POLITIQUE & INSTITUTIONS — Economie

Sur les quatre premiers mois de l’année

Léger parfum d’après-crise pour les finances publiques



Après un printemps 2020 marqué par une mise à l’arrêt de nombreuses activités économiques, les chiffres du printemps 2021 laissent entrevoir un retour à la normale pour les recettes étatiques. (Photo: Commission européenne/EU)

Après un printemps 2020 marqué par une mise à l’arrêt de nombreuses activités économiques, les chiffres du printemps 2021 laissent entrevoir un retour à la normale pour les recettes étatiques. (Photo: Commission européenne/EU)

Les recettes de l’État ont repris des couleurs en avril 2021 et tendent à confirmer un certain retour à la normale pour le Luxembourg.

C’est une comparaison à aborder avec prudence, mais le communiqué du ministère des Finances diffusé ce lundi après-midi ne peut s’empêcher de conjuguer le Covid au passé. Ce qui est certain, c’est qu’entre un printemps 2020 marqué par un confinement et un printemps 2021 durant lequel l’activité économique était nettement moins entravée, l’impact est visible dans les recettes de l’État.
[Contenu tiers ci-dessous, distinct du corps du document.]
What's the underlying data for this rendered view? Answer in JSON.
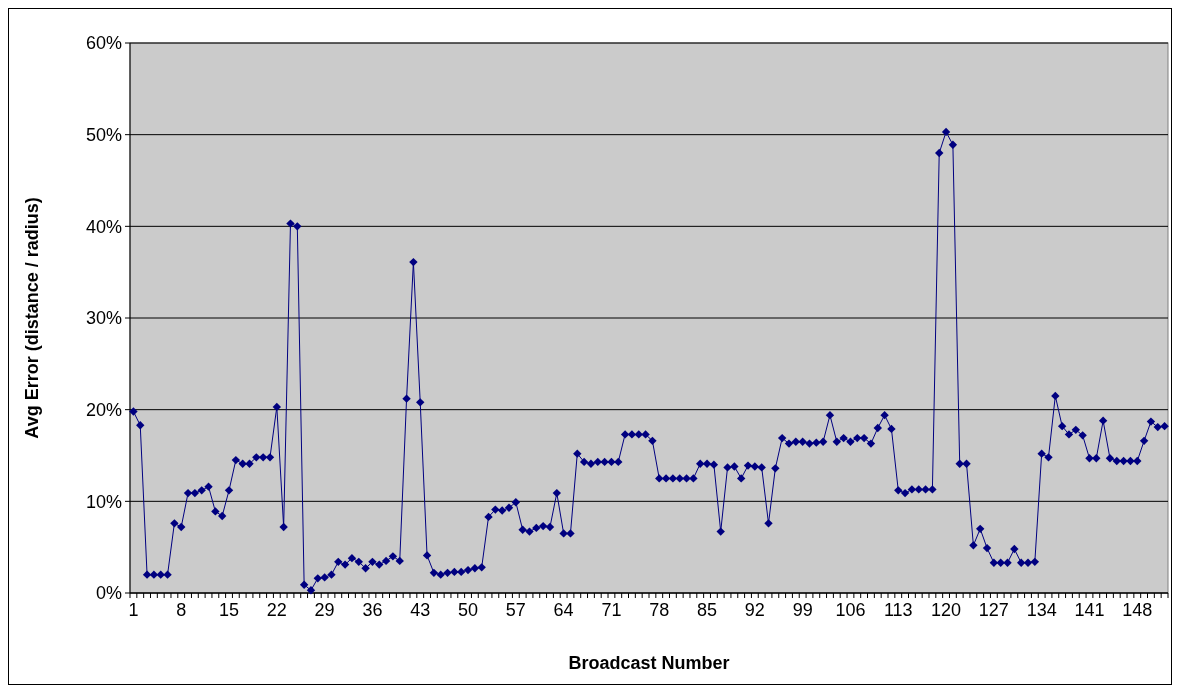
{
  "chart_data": {
    "type": "line",
    "xlabel": "Broadcast Number",
    "ylabel": "Avg Error (distance / radius)",
    "categories": [
      "1",
      null,
      null,
      null,
      null,
      null,
      null,
      "8",
      null,
      null,
      null,
      null,
      null,
      null,
      "15",
      null,
      null,
      null,
      null,
      null,
      null,
      "22",
      null,
      null,
      null,
      null,
      null,
      null,
      "29",
      null,
      null,
      null,
      null,
      null,
      null,
      "36",
      null,
      null,
      null,
      null,
      null,
      null,
      "43",
      null,
      null,
      null,
      null,
      null,
      null,
      "50",
      null,
      null,
      null,
      null,
      null,
      null,
      "57",
      null,
      null,
      null,
      null,
      null,
      null,
      "64",
      null,
      null,
      null,
      null,
      null,
      null,
      "71",
      null,
      null,
      null,
      null,
      null,
      null,
      "78",
      null,
      null,
      null,
      null,
      null,
      null,
      "85",
      null,
      null,
      null,
      null,
      null,
      null,
      "92",
      null,
      null,
      null,
      null,
      null,
      null,
      "99",
      null,
      null,
      null,
      null,
      null,
      null,
      "106",
      null,
      null,
      null,
      null,
      null,
      null,
      "113",
      null,
      null,
      null,
      null,
      null,
      null,
      "120",
      null,
      null,
      null,
      null,
      null,
      null,
      "127",
      null,
      null,
      null,
      null,
      null,
      null,
      "134",
      null,
      null,
      null,
      null,
      null,
      null,
      "141",
      null,
      null,
      null,
      null,
      null,
      null,
      "148",
      null,
      null,
      null,
      null
    ],
    "series": [
      {
        "color": "#000080",
        "values": [
          19.8,
          18.3,
          2.0,
          2.0,
          2.0,
          2.0,
          7.6,
          7.2,
          10.9,
          10.9,
          11.2,
          11.6,
          8.9,
          8.4,
          11.2,
          14.5,
          14.1,
          14.1,
          14.8,
          14.8,
          14.8,
          20.3,
          7.2,
          40.3,
          40.0,
          0.9,
          0.3,
          1.6,
          1.7,
          2.0,
          3.4,
          3.1,
          3.8,
          3.4,
          2.7,
          3.4,
          3.1,
          3.5,
          4.0,
          3.5,
          21.2,
          36.1,
          20.8,
          4.1,
          2.2,
          2.0,
          2.2,
          2.3,
          2.3,
          2.5,
          2.7,
          2.8,
          8.3,
          9.1,
          9.0,
          9.3,
          9.9,
          6.9,
          6.7,
          7.1,
          7.3,
          7.2,
          10.9,
          6.5,
          6.5,
          15.2,
          14.3,
          14.1,
          14.3,
          14.3,
          14.3,
          14.3,
          17.3,
          17.3,
          17.3,
          17.3,
          16.6,
          12.5,
          12.5,
          12.5,
          12.5,
          12.5,
          12.5,
          14.1,
          14.1,
          14.0,
          6.7,
          13.7,
          13.8,
          12.5,
          13.9,
          13.8,
          13.7,
          7.6,
          13.6,
          16.9,
          16.3,
          16.5,
          16.5,
          16.3,
          16.4,
          16.5,
          19.4,
          16.5,
          16.9,
          16.5,
          16.9,
          16.9,
          16.3,
          18.0,
          19.4,
          17.9,
          11.2,
          10.9,
          11.3,
          11.3,
          11.3,
          11.3,
          48.0,
          50.3,
          48.9,
          14.1,
          14.1,
          5.2,
          7.0,
          4.9,
          3.3,
          3.3,
          3.3,
          4.8,
          3.3,
          3.3,
          3.4,
          15.2,
          14.8,
          21.5,
          18.2,
          17.3,
          17.8,
          17.2,
          14.7,
          14.7,
          18.8,
          14.7,
          14.4,
          14.4,
          14.4,
          14.4,
          16.6,
          18.7,
          18.1,
          18.2
        ]
      }
    ],
    "ylim": [
      0,
      60
    ],
    "yticks": [
      {
        "value": 0,
        "label": "0%"
      },
      {
        "value": 10,
        "label": "10%"
      },
      {
        "value": 20,
        "label": "20%"
      },
      {
        "value": 30,
        "label": "30%"
      },
      {
        "value": 40,
        "label": "40%"
      },
      {
        "value": 50,
        "label": "50%"
      },
      {
        "value": 60,
        "label": "60%"
      }
    ],
    "grid": "y",
    "marker": "diamond",
    "line_style": "solid"
  }
}
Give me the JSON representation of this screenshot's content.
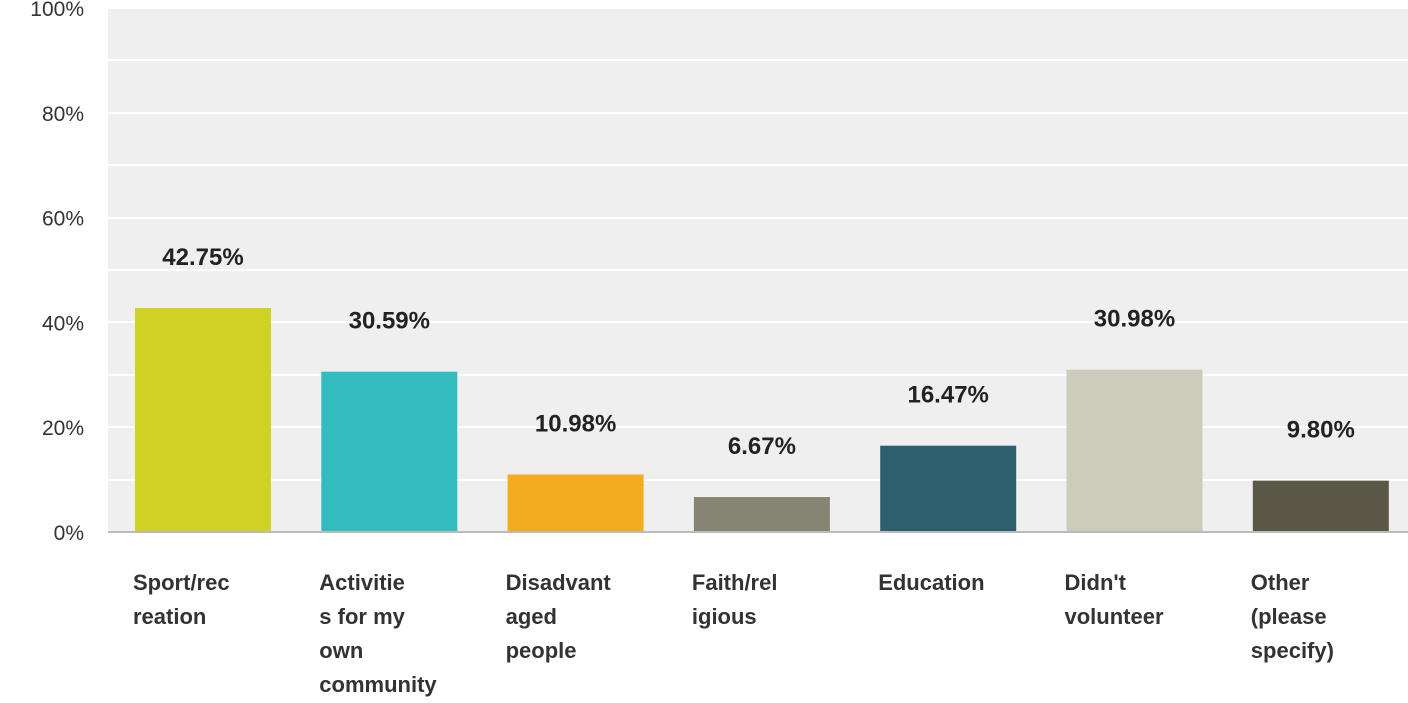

Entre janvier et avril, elles ont bondi de 21,4% par rapport à la même période un an plus tôt.

Du côté de l’Administration des contributions directes (ACD), les recettes ont gonflé de 12,5% en un an pour atteindre 3.379,8 millions d’euros.

En outre, l’Administration des douanes et accises (ADA) a enregistré des recettes en hausse de 6,3%, à 531,4 millions d’euros. Le ministère nuance toutefois, expliquant que l’effet de la nouvelle taxe CO2 couplé à des ventes moindres de carburant (25% en deçà des niveaux de 2019) influencent la tendance.

Sur le front de l’Administration de l’enregistrement, des domaines et de la TVA (AED), les recettes ont bondi de 33,3%, à 589,6 millions d’euros fin avril. Quant aux recettes de la TVA, elles ont été multipliées par cinq en un an, à 331,7 millions d’euros en avril.

La comparaison doit être nuancée en raison de l’impact majeur qu’a eu, à l’époque, l’éruption de la pandémie sur la collecte d’impôts et de taxes.
Pierre Gramegna

Pierre Gramegna,  ministre des Finances (DP)

«La comparaison doit être nuancée en raison de l’impact majeur qu’a eu, à l’époque, l’éruption de la pandémie sur la collecte d’impôts et de taxes», commente le ministre des Finances,  Pierre Gramegna (DP).

Mais après des premiers signes de redressement constatés au 31 mars, les autorités veulent croire à un certain retour à la normale pour les finances publiques. «Ceci ne doit toutefois pas être interprété comme signifiant un équilibre en fin d’année, car des paiements imputables à l’exercice 2021 seront, selon les règles en vigueur, effectués jusqu’au mois d’avril 2022», prévient le ministre des Finances.

Le week-end dernier, l’ancien directeur de la Chambre de commerce a balayé le scénario d’une réforme fiscale, repoussant ce dossier après 2023 et les élections législatives.

Chères prestations sociales

Quant aux dépenses, elles signent une contraction de 4,4% en rythme annuel, mais à comparer avec les dépenses additionnelles importantes réalisées dans le cadre du plan de stabilisation de l’économie au printemps 2020. Rien que pour les prestations sociales en espèces, qui incluent notamment le chômage partiel, l’ardoise est allégée de 32,7%, à 358,4 millions d’euros.

Le Covid-19 n’a pas disparu des comptes de l’État puisqu’au niveau des dépenses, les mesures discrétionnaires prises en réponse à la pandémie se chiffrent à 216 millions d’euros entre janvier et avril 2021. C’est neuf fois moins qu’en 2020, où l’addition affichait 2,048 milliards d’euros.